Grâce à la relation de confiance entre nos médecins et nos patients, nous pouvons facilement retrouver leurs contacts. Les patients ont toujours la même personne en ligne et peuvent la recontacter s'ils ont des questions supplémentaires. On ne retrouve pas du tout cette approche personnalisée dans les call centers commerciaux. En effet, les patients donnent peu d'informations aux agents, et ils ne peuvent pas rappeler s’ils ont des interrogations.

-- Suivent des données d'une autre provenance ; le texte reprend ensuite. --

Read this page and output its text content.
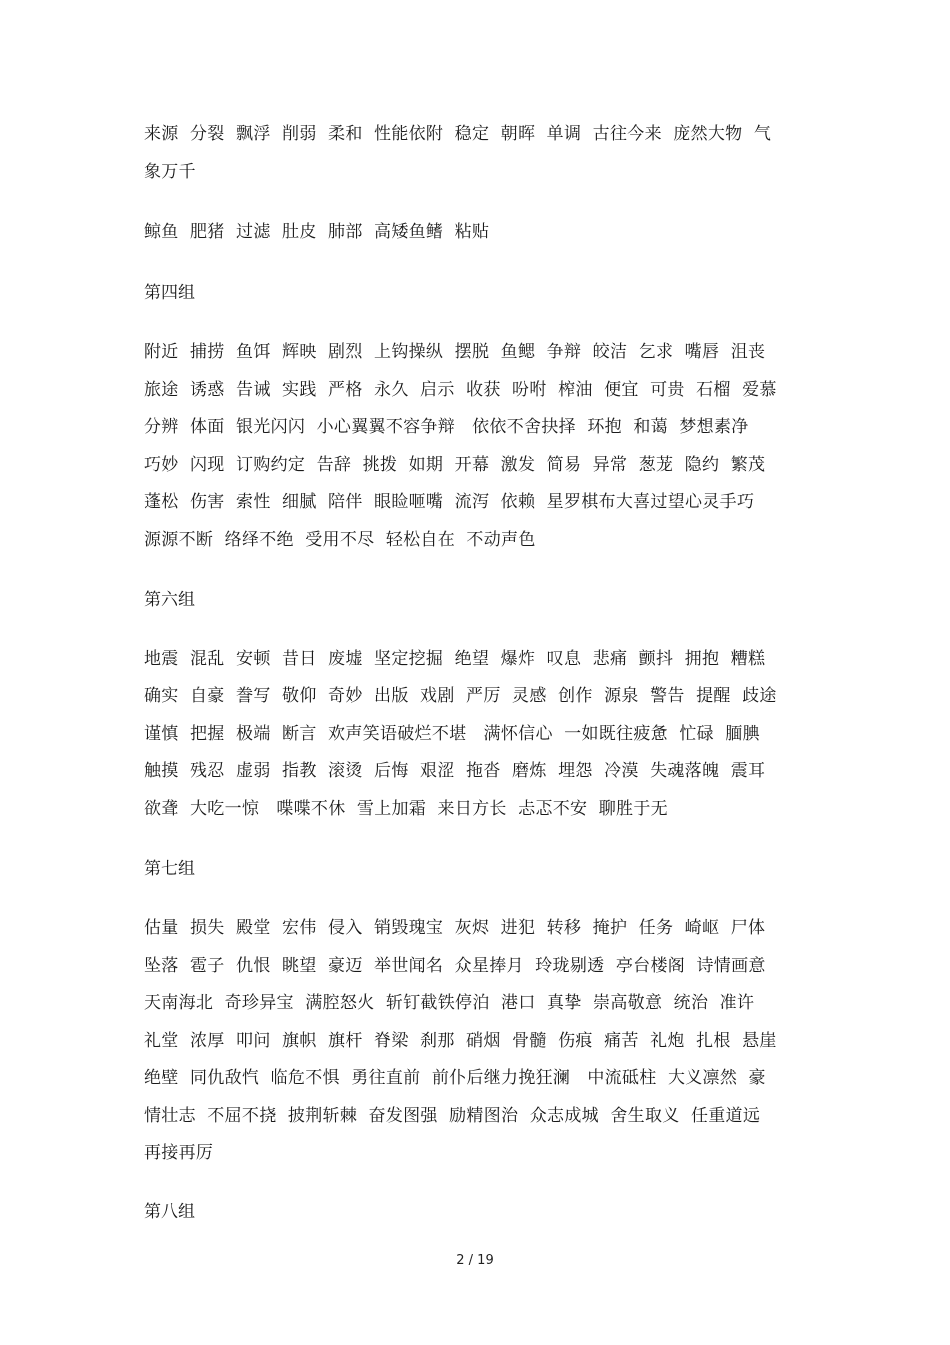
来源  分裂  飘浮  削弱  柔和  性能依附  稳定  朝晖  单调  古往今来  庞然大物  气
象万千
鲸鱼  肥猪  过滤  肚皮  肺部  高矮鱼鳍  粘贴
第四组
附近  捕捞  鱼饵  辉映  剧烈  上钩操纵  摆脱  鱼鳃  争辩  皎洁  乞求  嘴唇  沮丧
旅途  诱惑  告诫  实践  严格  永久  启示  收获  吩咐  榨油  便宜  可贵  石榴  爱慕
分辨  体面  银光闪闪  小心翼翼不容争辩   依依不舍抉择  环抱  和蔼  梦想素净
巧妙  闪现  订购约定  告辞  挑拨  如期  开幕  激发  简易  异常  葱茏  隐约  繁茂
蓬松  伤害  索性  细腻  陪伴  眼睑咂嘴  流泻  依赖  星罗棋布大喜过望心灵手巧
源源不断  络绎不绝  受用不尽  轻松自在  不动声色
第六组
地震  混乱  安顿  昔日  废墟  坚定挖掘  绝望  爆炸  叹息  悲痛  颤抖  拥抱  糟糕
确实  自豪  誊写  敬仰  奇妙  出版  戏剧  严厉  灵感  创作  源泉  警告  提醒  歧途
谨慎  把握  极端  断言  欢声笑语破烂不堪   满怀信心  一如既往疲惫  忙碌  腼腆
触摸  残忍  虚弱  指教  滚烫  后悔  艰涩  拖沓  磨炼  埋怨  冷漠  失魂落魄  震耳
欲聋  大吃一惊   喋喋不休  雪上加霜  来日方长  忐忑不安  聊胜于无
第七组
估量  损失  殿堂  宏伟  侵入  销毁瑰宝  灰烬  进犯  转移  掩护  任务  崎岖  尸体
坠落  雹子  仇恨  眺望  豪迈  举世闻名  众星捧月  玲珑剔透  亭台楼阁  诗情画意
天南海北  奇珍异宝  满腔怒火  斩钉截铁停泊  港口  真挚  崇高敬意  统治  准许
礼堂  浓厚  叩问  旗帜  旗杆  脊梁  刹那  硝烟  骨髓  伤痕  痛苦  礼炮  扎根  悬崖
绝壁  同仇敌忾  临危不惧  勇往直前  前仆后继力挽狂澜   中流砥柱  大义凛然  豪
情壮志  不屈不挠  披荆斩棘  奋发图强  励精图治  众志成城  舍生取义  任重道远
再接再厉
第八组
2 / 19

Après des années d’austérité, les Belges ne font plus confiance au gouvernement. Ils sont donc moins enclins à raconter leur histoire. Mais à qui font-ils encore confiance, alors ? Aux infirmières et aux médecins, justement. C’est ce qui fait toute la différence. Seul un modèle basé sur la coopération, avec les prestataires de soins de première ligne, peut créer un climat de confiance pour établir la liste des contacts personnels indispensables. En avril déjà, les experts du GEES (le groupe d’experts chargé de la stratégie de déconfinement) l’affirmaient : « Les agents de santé communautaires (community health workers) sont essentiels. » Mais nos ministres n’ont pas fait grand cas de cet avis. Ils ont opté pour des centres d'appel privés, en donnant la priorité au profit des actionnaires plutôt qu’à la qualité du suivi.

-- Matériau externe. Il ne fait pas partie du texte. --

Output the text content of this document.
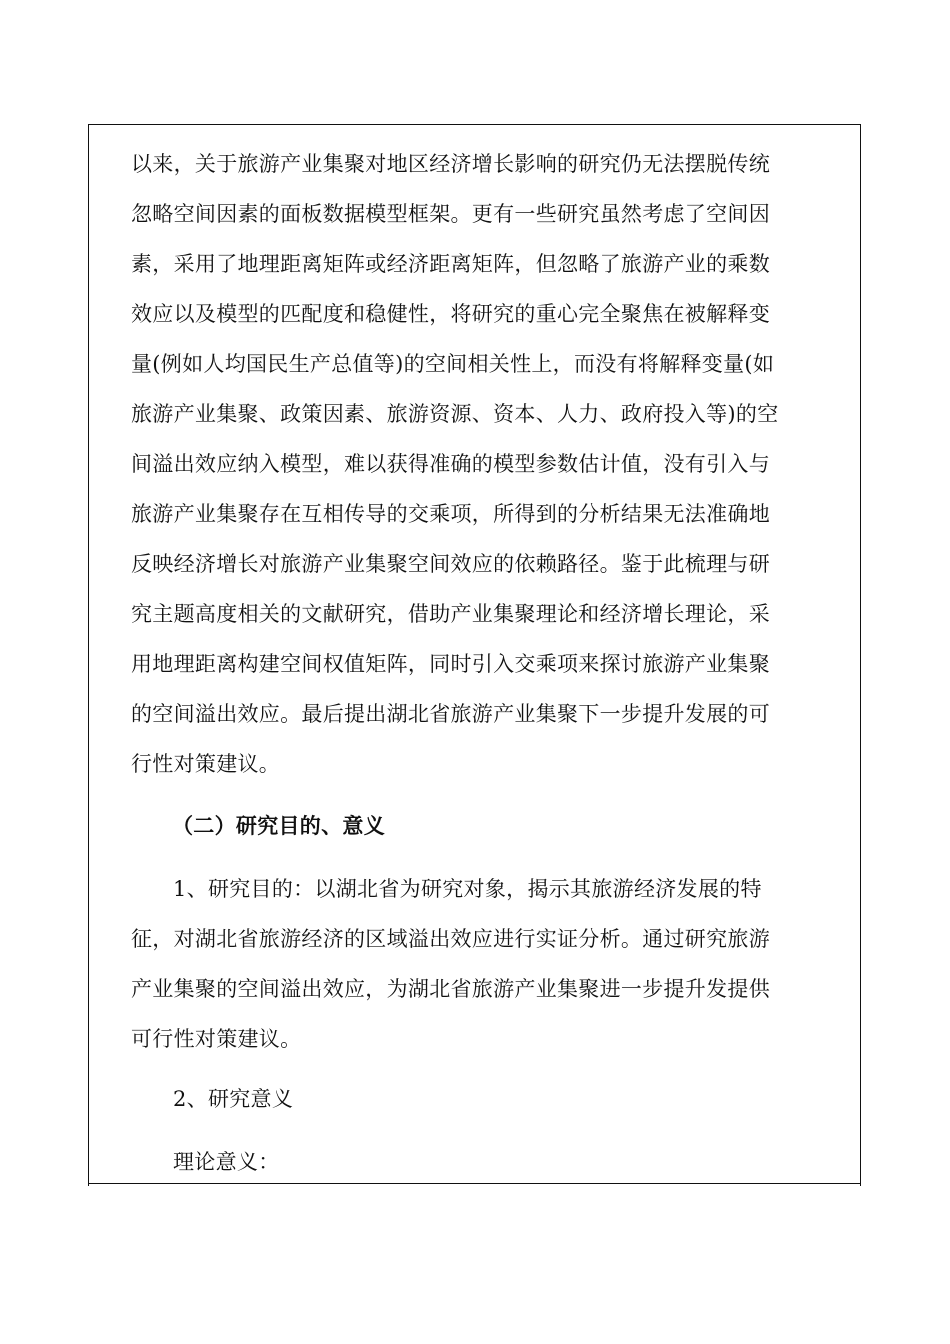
以来，关于旅游产业集聚对地区经济增长影响的研究仍无法摆脱传统
忽略空间因素的面板数据模型框架。更有一些研究虽然考虑了空间因
素，采用了地理距离矩阵或经济距离矩阵，但忽略了旅游产业的乘数
效应以及模型的匹配度和稳健性，将研究的重心完全聚焦在被解释变
量(例如人均国民生产总值等)的空间相关性上，而没有将解释变量(如
旅游产业集聚、政策因素、旅游资源、资本、人力、政府投入等)的空
间溢出效应纳入模型，难以获得准确的模型参数估计值，没有引入与
旅游产业集聚存在互相传导的交乘项，所得到的分析结果无法准确地
反映经济增长对旅游产业集聚空间效应的依赖路径。鉴于此梳理与研
究主题高度相关的文献研究，借助产业集聚理论和经济增长理论，采
用地理距离构建空间权值矩阵，同时引入交乘项来探讨旅游产业集聚
的空间溢出效应。最后提出湖北省旅游产业集聚下一步提升发展的可
行性对策建议。
（二）研究目的、意义
1、研究目的：以湖北省为研究对象，揭示其旅游经济发展的特
征，对湖北省旅游经济的区域溢出效应进行实证分析。通过研究旅游
产业集聚的空间溢出效应，为湖北省旅游产业集聚进一步提升发提供
可行性对策建议。
2、研究意义
理论意义：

L’approche choisie par nos autorités est un échec. Chaque jour, c’est un peu plus évident : il faut changer de cap, rapidement. La pression sur le terrain est palpable. La province d'Anvers l’a compris. Elle souhaite mettre en place le même modèle de suivi de contacts en première ligne. Mais nous devons aussi intervenir au niveau national. Nous demandons que les traceurs du gouvernement soient immédiatement détachés en première ligne. Fini de se tourner les pouces dans les call centers. Les médecins généralistes, qui ont énormément de travail, pourront ainsi être soutenus.

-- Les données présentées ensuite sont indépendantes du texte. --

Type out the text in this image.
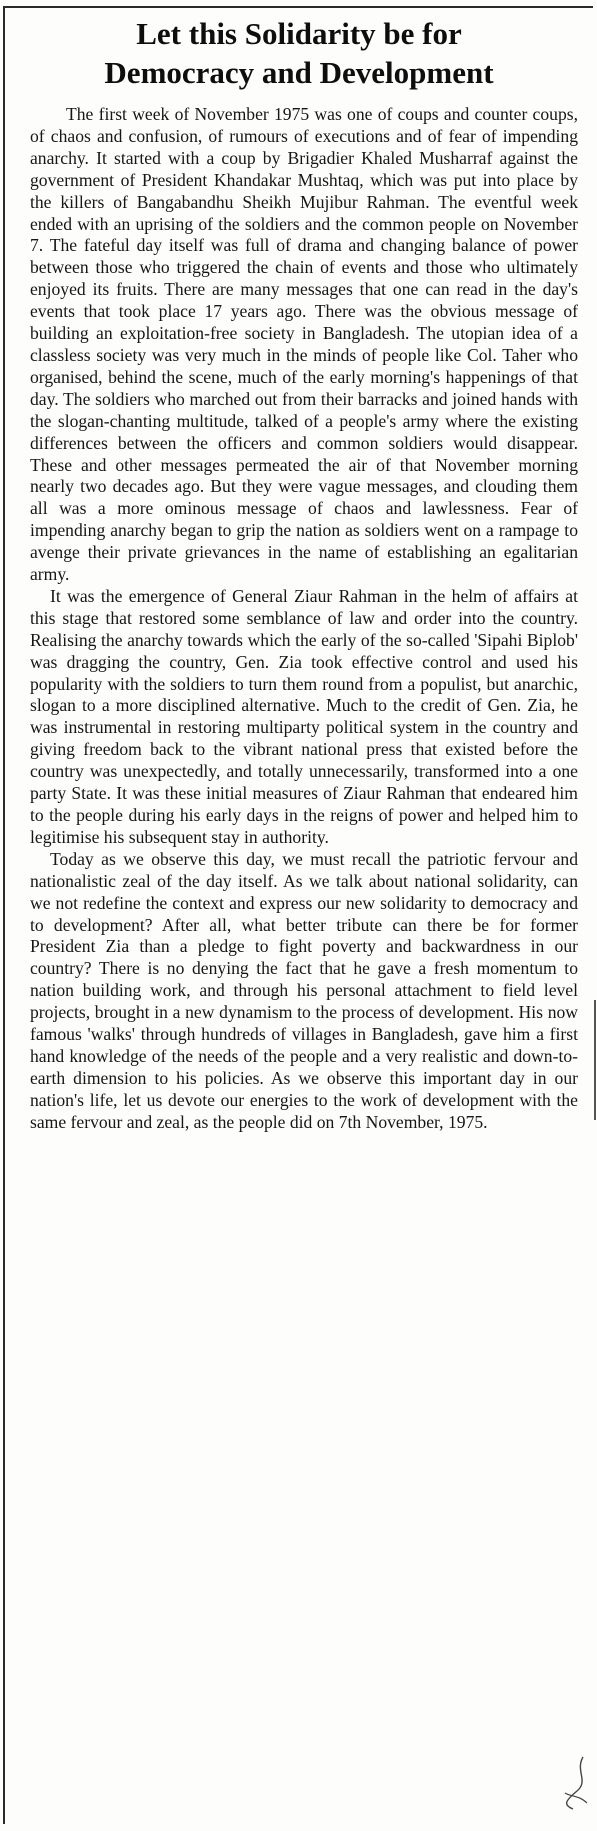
Let this Solidarity be for
Democracy and Development

The first week of November 1975 was one of coups and counter coups, of chaos and confusion, of rumours of executions and of fear of impending anarchy. It started with a coup by Brigadier Khaled Musharraf against the government of President Khandakar Mushtaq, which was put into place by the killers of Bangabandhu Sheikh Mujibur Rahman. The eventful week ended with an uprising of the soldiers and the common people on November 7. The fateful day itself was full of drama and changing balance of power between those who triggered the chain of events and those who ultimately enjoyed its fruits. There are many messages that one can read in the day's events that took place 17 years ago. There was the obvious message of building an exploitation-free society in Bangladesh. The utopian idea of a classless society was very much in the minds of people like Col. Taher who organised, behind the scene, much of the early morning's happenings of that day. The soldiers who marched out from their barracks and joined hands with the slogan-chanting multitude, talked of a people's army where the existing differences between the officers and common soldiers would disappear. These and other messages permeated the air of that November morning nearly two decades ago. But they were vague messages, and clouding them all was a more ominous message of chaos and lawlessness. Fear of impending anarchy began to grip the nation as soldiers went on a rampage to avenge their private grievances in the name of establishing an egalitarian army.

It was the emergence of General Ziaur Rahman in the helm of affairs at this stage that restored some semblance of law and order into the country. Realising the anarchy towards which the early of the so-called 'Sipahi Biplob' was dragging the country, Gen. Zia took effective control and used his popularity with the soldiers to turn them round from a populist, but anarchic, slogan to a more disciplined alternative. Much to the credit of Gen. Zia, he was instrumental in restoring multiparty political system in the country and giving freedom back to the vibrant national press that existed before the country was unexpectedly, and totally unnecessarily, transformed into a one party State. It was these initial measures of Ziaur Rahman that endeared him to the people during his early days in the reigns of power and helped him to legitimise his subsequent stay in authority.

Today as we observe this day, we must recall the patriotic fervour and nationalistic zeal of the day itself. As we talk about national solidarity, can we not redefine the context and express our new solidarity to democracy and to development? After all, what better tribute can there be for former President Zia than a pledge to fight poverty and backwardness in our country? There is no denying the fact that he gave a fresh momentum to nation building work, and through his personal attachment to field level projects, brought in a new dynamism to the process of development. His now famous 'walks' through hundreds of villages in Bangladesh, gave him a first hand knowledge of the needs of the people and a very realistic and down-to-earth dimension to his policies. As we observe this important day in our nation's life, let us devote our energies to the work of development with the same fervour and zeal, as the people did on 7th November, 1975.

Aux Pays-Bas, par exemple, tout le travail de suivi part du service de santé communal. En suivant cet exemple, nous pourrions mettre en place des équipes de prévention contre le covid-19 via les différents réseaux locaux. Dans les postes de garde de médecine générale, par exemple. Ces réseaux devront être renforcés avec du personnel qualifiés en matière d’épidémies, logistique et administratif. Dans une zone d'environ 100 000 habitants, trois à cinq équipes covid-19 peuvent alors être déployées et réparties dans différents quartiers. Pour ce faire, on peut faire appel aux traceurs du gouvernement, aux étudiants en santé et à des bénévoles.

Impliquons aussi les médecins scolaires, les médecins du travail, les partenaires du secteur bien-être et les mutuelles locales. Ainsi, nous pourrons réagir rapidement et à proximité des gens pour contrer la propagation du virus. De telles équipes de prévention locales donnent un visage humain à la lutte contre l’épidémie, autant pour les patients que pour les prestataires de soins locaux. Les soins curatif et la prévention doivent aller de pair, et cela ne peut se faire qu'avec une communication fluide et de proximité. C’est la seule manière de mettre en place dès le départ une prévention plus forte. C’est aussi la bonne manière de continuer à travailler à la promotion de la santé, même après la crise.

Enfin, arrêtons les tergiversations entre les différents niveaux de pouvoir. Il faut une unité de commandement et une prise de décisions rapide et efficace. En effet, les call centers dépendent des Régions, mais les laboratoires du Fédéral. Les zones de première ligne sont sous autorité régionale, mais les bases de données sont fédérales. Cela n’aide pas. Le morcellement des compétences en soins de santé est un obstacle à une réaction rapide à l'épidémie. En pleine avancée de la deuxième vague, la réponse des différents gouvernements reste insuffisante et pas assez coordonnée. De plus, nos politiques pointent du doigt la population mais ne remédient pas aux politiques défaillantes mise en place jusqu’ici. En mars, déjà, nous avions proposé de nommer un(e) commissaire fédéral(e) au Covid-19. Un(e) expert(e) au dessus de la mêlée qui pourrait enclencher des réponses rapides en fonction de la situation sanitaire. De cette manière, nous pourrions enfin cesser d’être pris de court, et empêcher un reconfinement généralisé.

Sofie Merckx, médecin généraliste à Médecine pour le Peuple et députée du PTB.